La double facette de l’IA et ses implications pour l’énergie

Les avancées rapides de l’intelligence artificielle (IA) suscitent des préoccupations croissantes concernant leur impact sur notre infrastructure énergétique. Imaginez un monde où les centres de données réclament une quantité d’énergie si élevée qu’elle mettrait en péril notre réseau électrique. Toutefois, une perspective moins pessimiste émerge : la même IA qui consomme énormément pourrait également aider à optimiser la consommation énergétique. Selon Deloitte, il est envisagé que l’IA pourrait permettre d’économiser plus de 3 700 TWh d’énergie d’ici 2030, un chiffre qui dépasse largement la consommation des centres de données actuels.

Un appel à flexibilité

Pour tirer parti de ces avantages, une solution pragmatique est nécessaire. Paweł Czyżak, expert en transition énergétique, suggère que les centres de données n’ont pas besoin de fonctionner à pleine capacité tout au long de l’année. Le nouveau mantra de l’industrie pourrait être : “Connectez-vous maintenant et opérez de manière flexible”. Cela signifie que les centres de données doivent apprendre à gérer leur consommation d’énergie en fonction des besoins.

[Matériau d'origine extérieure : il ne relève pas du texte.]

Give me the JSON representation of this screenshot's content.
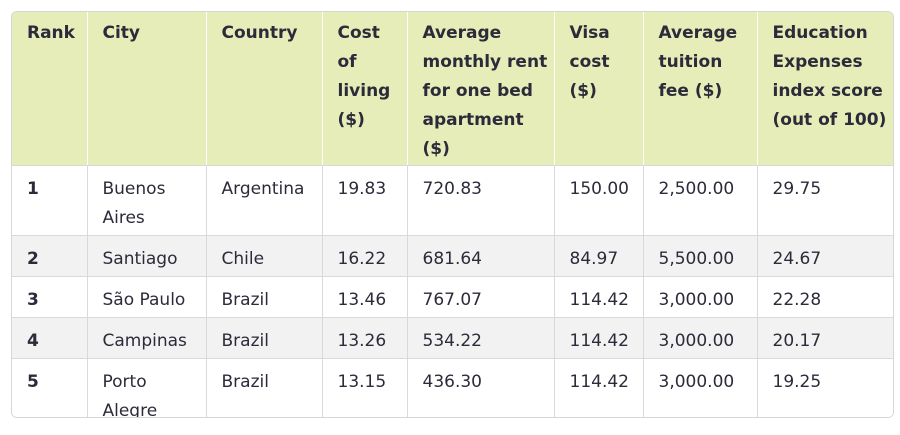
{
  "table": {
    "headers": [
      "Rank",
      "City",
      "Country",
      "Cost of living ($)",
      "Average monthly rent for one bed apartment ($)",
      "Visa cost ($)",
      "Average tuition fee ($)",
      "Education Expenses index score (out of 100)"
    ],
    "rows": [
      {
        "rank": "1",
        "city": "Buenos Aires",
        "country": "Argentina",
        "cost_of_living": "19.83",
        "rent": "720.83",
        "visa": "150.00",
        "tuition": "2,500.00",
        "score": "29.75"
      },
      {
        "rank": "2",
        "city": "Santiago",
        "country": "Chile",
        "cost_of_living": "16.22",
        "rent": "681.64",
        "visa": "84.97",
        "tuition": "5,500.00",
        "score": "24.67"
      },
      {
        "rank": "3",
        "city": "São Paulo",
        "country": "Brazil",
        "cost_of_living": "13.46",
        "rent": "767.07",
        "visa": "114.42",
        "tuition": "3,000.00",
        "score": "22.28"
      },
      {
        "rank": "4",
        "city": "Campinas",
        "country": "Brazil",
        "cost_of_living": "13.26",
        "rent": "534.22",
        "visa": "114.42",
        "tuition": "3,000.00",
        "score": "20.17"
      },
      {
        "rank": "5",
        "city": "Porto Alegre",
        "country": "Brazil",
        "cost_of_living": "13.15",
        "rent": "436.30",
        "visa": "114.42",
        "tuition": "3,000.00",
        "score": "19.25"
      }
    ]
  }
}
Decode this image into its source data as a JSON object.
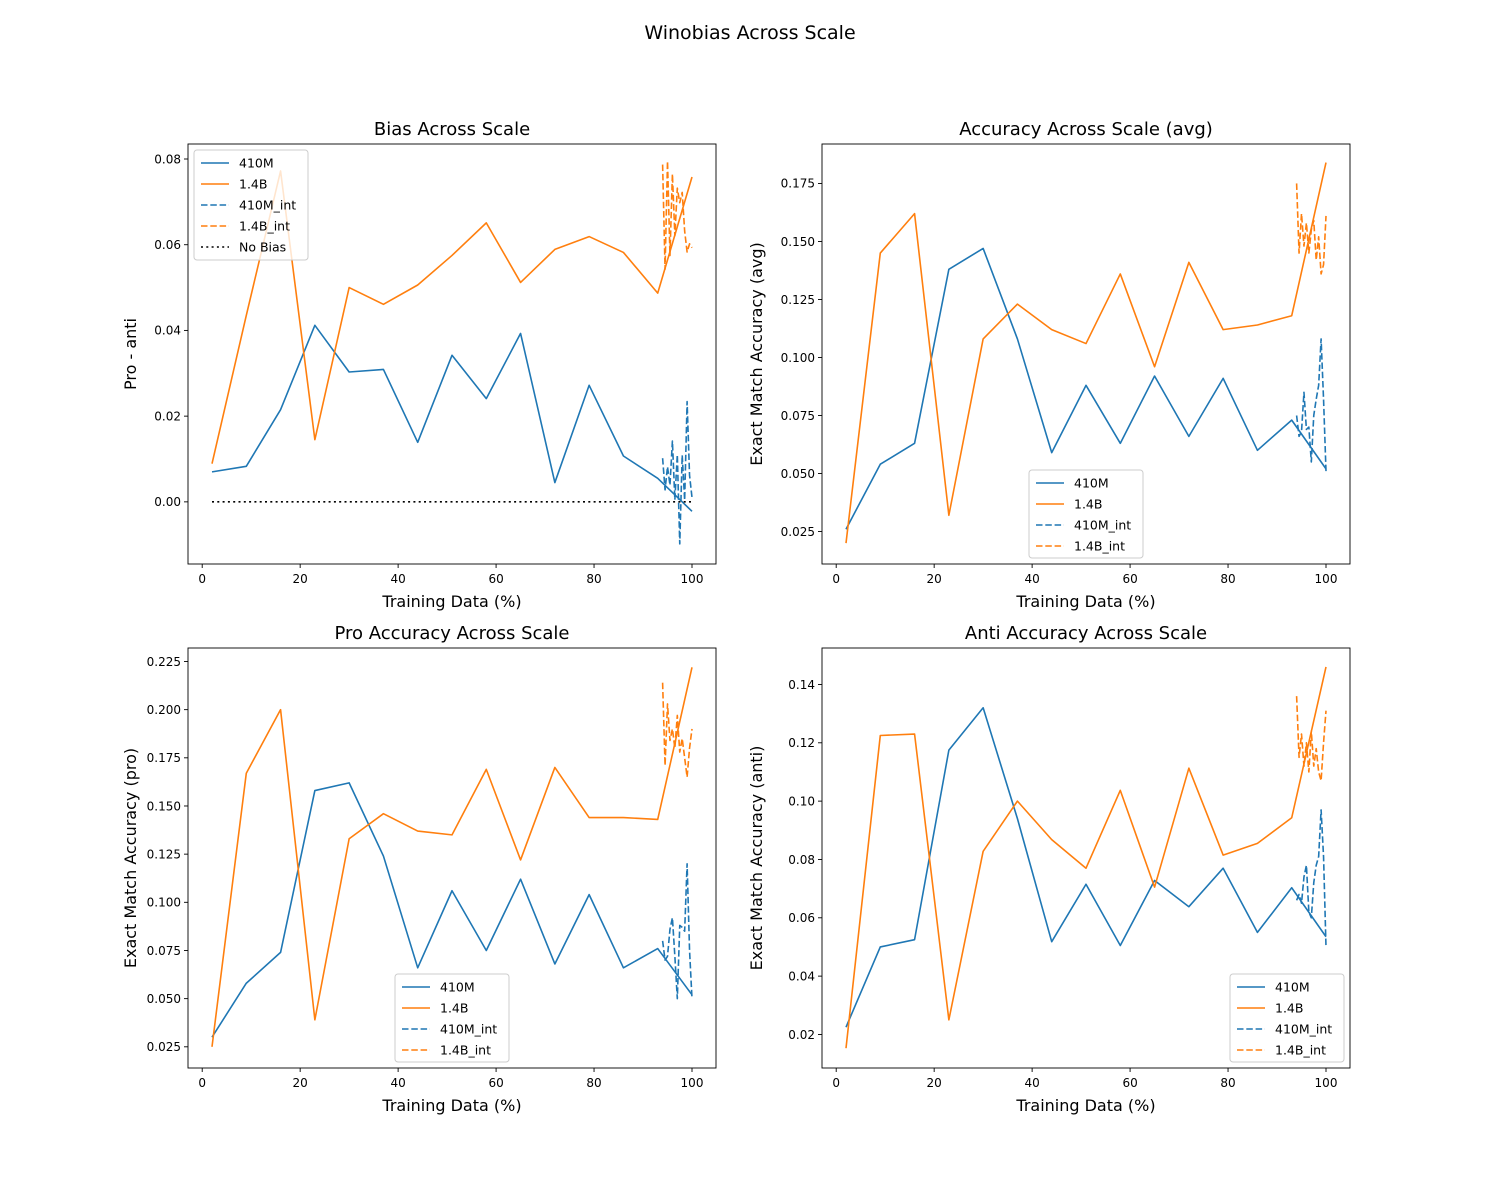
{
  "suptitle": "Winobias Across Scale",
  "colors": {
    "410M": "#1f77b4",
    "1.4B": "#ff7f0e",
    "no_bias": "#000000"
  },
  "chart_data": [
    {
      "type": "line",
      "title": "Bias Across Scale",
      "xlabel": "Training Data (%)",
      "ylabel": "Pro - anti",
      "xlim": [
        -2.9,
        104.9
      ],
      "ylim": [
        -0.0145,
        0.0835
      ],
      "xticks": [
        0,
        20,
        40,
        60,
        80,
        100
      ],
      "yticks": [
        0.0,
        0.02,
        0.04,
        0.06,
        0.08
      ],
      "ytick_labels": [
        "0.00",
        "0.02",
        "0.04",
        "0.06",
        "0.08"
      ],
      "legend_position": "upper-left",
      "series": [
        {
          "name": "410M",
          "color": "#1f77b4",
          "dash": "solid",
          "x": [
            2,
            9,
            16,
            23,
            30,
            37,
            44,
            51,
            58,
            65,
            72,
            79,
            86,
            93,
            100
          ],
          "y": [
            0.007,
            0.0083,
            0.0215,
            0.0412,
            0.0303,
            0.0309,
            0.0139,
            0.0342,
            0.0241,
            0.0393,
            0.0045,
            0.0272,
            0.0107,
            0.0055,
            -0.0022
          ]
        },
        {
          "name": "1.4B",
          "color": "#ff7f0e",
          "dash": "solid",
          "x": [
            2,
            9,
            16,
            23,
            30,
            37,
            44,
            51,
            58,
            65,
            72,
            79,
            86,
            93,
            100
          ],
          "y": [
            0.0089,
            0.0435,
            0.0772,
            0.0145,
            0.05,
            0.0461,
            0.0506,
            0.0575,
            0.0651,
            0.0512,
            0.0589,
            0.0619,
            0.0582,
            0.0487,
            0.0758
          ]
        },
        {
          "name": "410M_int",
          "color": "#1f77b4",
          "dash": "dashed",
          "x": [
            94,
            94.5,
            95,
            95.5,
            96,
            96.5,
            97,
            97.5,
            98,
            98.5,
            99,
            99.5,
            100
          ],
          "y": [
            0.0102,
            0.0028,
            0.0082,
            0.0039,
            0.0142,
            0.0005,
            0.011,
            -0.0098,
            0.0109,
            0.0004,
            0.0234,
            0.0062,
            0.001
          ]
        },
        {
          "name": "1.4B_int",
          "color": "#ff7f0e",
          "dash": "dashed",
          "x": [
            94,
            94.5,
            95,
            95.5,
            96,
            96.5,
            97,
            97.5,
            98,
            98.5,
            99,
            99.5,
            100
          ],
          "y": [
            0.0787,
            0.0543,
            0.0795,
            0.0575,
            0.0765,
            0.0621,
            0.0732,
            0.0698,
            0.0722,
            0.0632,
            0.0583,
            0.0602,
            0.0593
          ]
        },
        {
          "name": "No Bias",
          "color": "#000000",
          "dash": "dotted",
          "x": [
            2,
            100
          ],
          "y": [
            0,
            0
          ]
        }
      ]
    },
    {
      "type": "line",
      "title": "Accuracy Across Scale (avg)",
      "xlabel": "Training Data (%)",
      "ylabel": "Exact Match Accuracy (avg)",
      "xlim": [
        -2.9,
        104.9
      ],
      "ylim": [
        0.011,
        0.192
      ],
      "xticks": [
        0,
        20,
        40,
        60,
        80,
        100
      ],
      "yticks": [
        0.025,
        0.05,
        0.075,
        0.1,
        0.125,
        0.15,
        0.175
      ],
      "ytick_labels": [
        "0.025",
        "0.050",
        "0.075",
        "0.100",
        "0.125",
        "0.150",
        "0.175"
      ],
      "legend_position": "lower-center",
      "series": [
        {
          "name": "410M",
          "color": "#1f77b4",
          "dash": "solid",
          "x": [
            2,
            9,
            16,
            23,
            30,
            37,
            44,
            51,
            58,
            65,
            72,
            79,
            86,
            93,
            100
          ],
          "y": [
            0.026,
            0.054,
            0.063,
            0.138,
            0.147,
            0.108,
            0.059,
            0.088,
            0.063,
            0.092,
            0.066,
            0.091,
            0.06,
            0.073,
            0.052
          ]
        },
        {
          "name": "1.4B",
          "color": "#ff7f0e",
          "dash": "solid",
          "x": [
            2,
            9,
            16,
            23,
            30,
            37,
            44,
            51,
            58,
            65,
            72,
            79,
            86,
            93,
            100
          ],
          "y": [
            0.02,
            0.145,
            0.162,
            0.032,
            0.108,
            0.123,
            0.112,
            0.106,
            0.136,
            0.096,
            0.141,
            0.112,
            0.114,
            0.118,
            0.184
          ]
        },
        {
          "name": "410M_int",
          "color": "#1f77b4",
          "dash": "dashed",
          "x": [
            94,
            94.5,
            95,
            95.5,
            96,
            96.5,
            97,
            97.5,
            98,
            98.5,
            99,
            99.5,
            100
          ],
          "y": [
            0.075,
            0.066,
            0.068,
            0.085,
            0.069,
            0.07,
            0.055,
            0.075,
            0.082,
            0.088,
            0.108,
            0.082,
            0.051
          ]
        },
        {
          "name": "1.4B_int",
          "color": "#ff7f0e",
          "dash": "dashed",
          "x": [
            94,
            94.5,
            95,
            95.5,
            96,
            96.5,
            97,
            97.5,
            98,
            98.5,
            99,
            99.5,
            100
          ],
          "y": [
            0.175,
            0.145,
            0.162,
            0.148,
            0.158,
            0.145,
            0.155,
            0.159,
            0.142,
            0.152,
            0.136,
            0.14,
            0.161
          ]
        }
      ]
    },
    {
      "type": "line",
      "title": "Pro Accuracy Across Scale",
      "xlabel": "Training Data (%)",
      "ylabel": "Exact Match Accuracy (pro)",
      "xlim": [
        -2.9,
        104.9
      ],
      "ylim": [
        0.014,
        0.232
      ],
      "xticks": [
        0,
        20,
        40,
        60,
        80,
        100
      ],
      "yticks": [
        0.025,
        0.05,
        0.075,
        0.1,
        0.125,
        0.15,
        0.175,
        0.2,
        0.225
      ],
      "ytick_labels": [
        "0.025",
        "0.050",
        "0.075",
        "0.100",
        "0.125",
        "0.150",
        "0.175",
        "0.200",
        "0.225"
      ],
      "legend_position": "lower-center",
      "series": [
        {
          "name": "410M",
          "color": "#1f77b4",
          "dash": "solid",
          "x": [
            2,
            9,
            16,
            23,
            30,
            37,
            44,
            51,
            58,
            65,
            72,
            79,
            86,
            93,
            100
          ],
          "y": [
            0.03,
            0.058,
            0.074,
            0.158,
            0.162,
            0.124,
            0.066,
            0.106,
            0.075,
            0.112,
            0.068,
            0.104,
            0.066,
            0.076,
            0.052
          ]
        },
        {
          "name": "1.4B",
          "color": "#ff7f0e",
          "dash": "solid",
          "x": [
            2,
            9,
            16,
            23,
            30,
            37,
            44,
            51,
            58,
            65,
            72,
            79,
            86,
            93,
            100
          ],
          "y": [
            0.025,
            0.167,
            0.2,
            0.039,
            0.133,
            0.146,
            0.137,
            0.135,
            0.169,
            0.122,
            0.17,
            0.144,
            0.144,
            0.143,
            0.222
          ]
        },
        {
          "name": "410M_int",
          "color": "#1f77b4",
          "dash": "dashed",
          "x": [
            94,
            94.5,
            95,
            95.5,
            96,
            96.5,
            97,
            97.5,
            98,
            98.5,
            99,
            99.5,
            100
          ],
          "y": [
            0.08,
            0.07,
            0.072,
            0.086,
            0.092,
            0.072,
            0.05,
            0.088,
            0.087,
            0.085,
            0.12,
            0.075,
            0.05
          ]
        },
        {
          "name": "1.4B_int",
          "color": "#ff7f0e",
          "dash": "dashed",
          "x": [
            94,
            94.5,
            95,
            95.5,
            96,
            96.5,
            97,
            97.5,
            98,
            98.5,
            99,
            99.5,
            100
          ],
          "y": [
            0.214,
            0.171,
            0.203,
            0.184,
            0.19,
            0.18,
            0.197,
            0.178,
            0.185,
            0.175,
            0.165,
            0.18,
            0.19
          ]
        }
      ]
    },
    {
      "type": "line",
      "title": "Anti Accuracy Across Scale",
      "xlabel": "Training Data (%)",
      "ylabel": "Exact Match Accuracy (anti)",
      "xlim": [
        -2.9,
        104.9
      ],
      "ylim": [
        0.0085,
        0.1525
      ],
      "xticks": [
        0,
        20,
        40,
        60,
        80,
        100
      ],
      "yticks": [
        0.02,
        0.04,
        0.06,
        0.08,
        0.1,
        0.12,
        0.14
      ],
      "ytick_labels": [
        "0.02",
        "0.04",
        "0.06",
        "0.08",
        "0.10",
        "0.12",
        "0.14"
      ],
      "legend_position": "lower-right",
      "series": [
        {
          "name": "410M",
          "color": "#1f77b4",
          "dash": "solid",
          "x": [
            2,
            9,
            16,
            23,
            30,
            37,
            44,
            51,
            58,
            65,
            72,
            79,
            86,
            93,
            100
          ],
          "y": [
            0.0225,
            0.05,
            0.0525,
            0.1175,
            0.132,
            0.094,
            0.0518,
            0.0715,
            0.0505,
            0.0728,
            0.0638,
            0.077,
            0.055,
            0.0703,
            0.0535
          ]
        },
        {
          "name": "1.4B",
          "color": "#ff7f0e",
          "dash": "solid",
          "x": [
            2,
            9,
            16,
            23,
            30,
            37,
            44,
            51,
            58,
            65,
            72,
            79,
            86,
            93,
            100
          ],
          "y": [
            0.0153,
            0.1225,
            0.123,
            0.025,
            0.0828,
            0.1,
            0.0868,
            0.077,
            0.1037,
            0.0705,
            0.1113,
            0.0815,
            0.0855,
            0.0943,
            0.146
          ]
        },
        {
          "name": "410M_int",
          "color": "#1f77b4",
          "dash": "dashed",
          "x": [
            94,
            94.5,
            95,
            95.5,
            96,
            96.5,
            97,
            97.5,
            98,
            98.5,
            99,
            99.5,
            100
          ],
          "y": [
            0.066,
            0.068,
            0.065,
            0.074,
            0.078,
            0.062,
            0.06,
            0.072,
            0.078,
            0.081,
            0.097,
            0.081,
            0.05
          ]
        },
        {
          "name": "1.4B_int",
          "color": "#ff7f0e",
          "dash": "dashed",
          "x": [
            94,
            94.5,
            95,
            95.5,
            96,
            96.5,
            97,
            97.5,
            98,
            98.5,
            99,
            99.5,
            100
          ],
          "y": [
            0.136,
            0.115,
            0.123,
            0.112,
            0.12,
            0.11,
            0.124,
            0.112,
            0.118,
            0.11,
            0.107,
            0.12,
            0.131
          ]
        }
      ]
    }
  ]
}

L’infarctus du réseau : Un constat alarmant

La dépendance envers une disponibilité constante d’énergie a engendré un phénomène que certains appellent la “tiranie du 24/7”. Les centres de données exigent un approvisionnement continu, ce qui a conduit à des tensions sur le réseau électrique, notamment dans des marchés clés européens tels que Fráncfort, Londres, Amsterdam, Paris et Dublín. Ce phénomène exacerbe également les problèmes de bureaucratie, des pays comme le Royaume-Uni et l’Italie voyant leur demande dépasser largement la capacité disponible.

Flexibilité : Une issue possible

Une étude récente menée par Nebius, Emerald AI et National Grid a démontré que les centres de données peuvent réduire leur consommation d’énergie jusqu’à 30 % en quelques secondes pour alléger la pression sur le réseau. Cette flexibilité pourrait permettre d’économiser une quantité de gaz naturel équivalente à la consommation annuelle de pays comme le Danemark.

Stratégies pour un avenir durable

L’idée de flexibilité repose sur deux mécanismes clés :

  • Connexions flexibles : Les centres de données fonctionnement normalement mais réduisent leur puissance lors des pics de demande.
  • Accords BYOC (Bring Your Own Capacity) : Les grandes entreprises technologiques investissent dans leur propre capacité d’énergie propre pour ne pas dépendre des infrastructures gouvernementales.

Ces approches non seulement réduisent le temps d’attente pour les connexions au réseau, mais elles engendrent également des économies substantielles.

Impact économique et bénéfices pour les citoyens

Adopter un modèle flexible pourrait avoir des conséquences positives pour le citoyen lambda. Les études montrent qu’un centre de données flexible couvre la majorité des coûts additionnels générés, évitant ainsi d’augmenter les factures d’électricité des ménages. En maximisant l’utilisation des infrastructures existantes, le système électrique devient plus efficace sans nécessiter d’énormes investissements en nouvelles lignes.

L’importance des “enfants de la technologie”

Dans la compétition féroce pour dominer le domaine de l’IA, le véritable atout réside désormais dans la capacité à gérer efficacement l’énergie. La recherche d’une flexibilité accrue n’est pas seulement bénéfique sur le plan économique ; elle permet également de renforcer la durabilité et l’indépendance énergétique de l’Europe, en réduisant la dépendance aux combustibles fossiles.

En conclusion, loin d’être une menace, l’IA peut devenir un précieux allié dans la gestion de notre consommation énergétique, à condition d’adopter une approche innovante et flexible.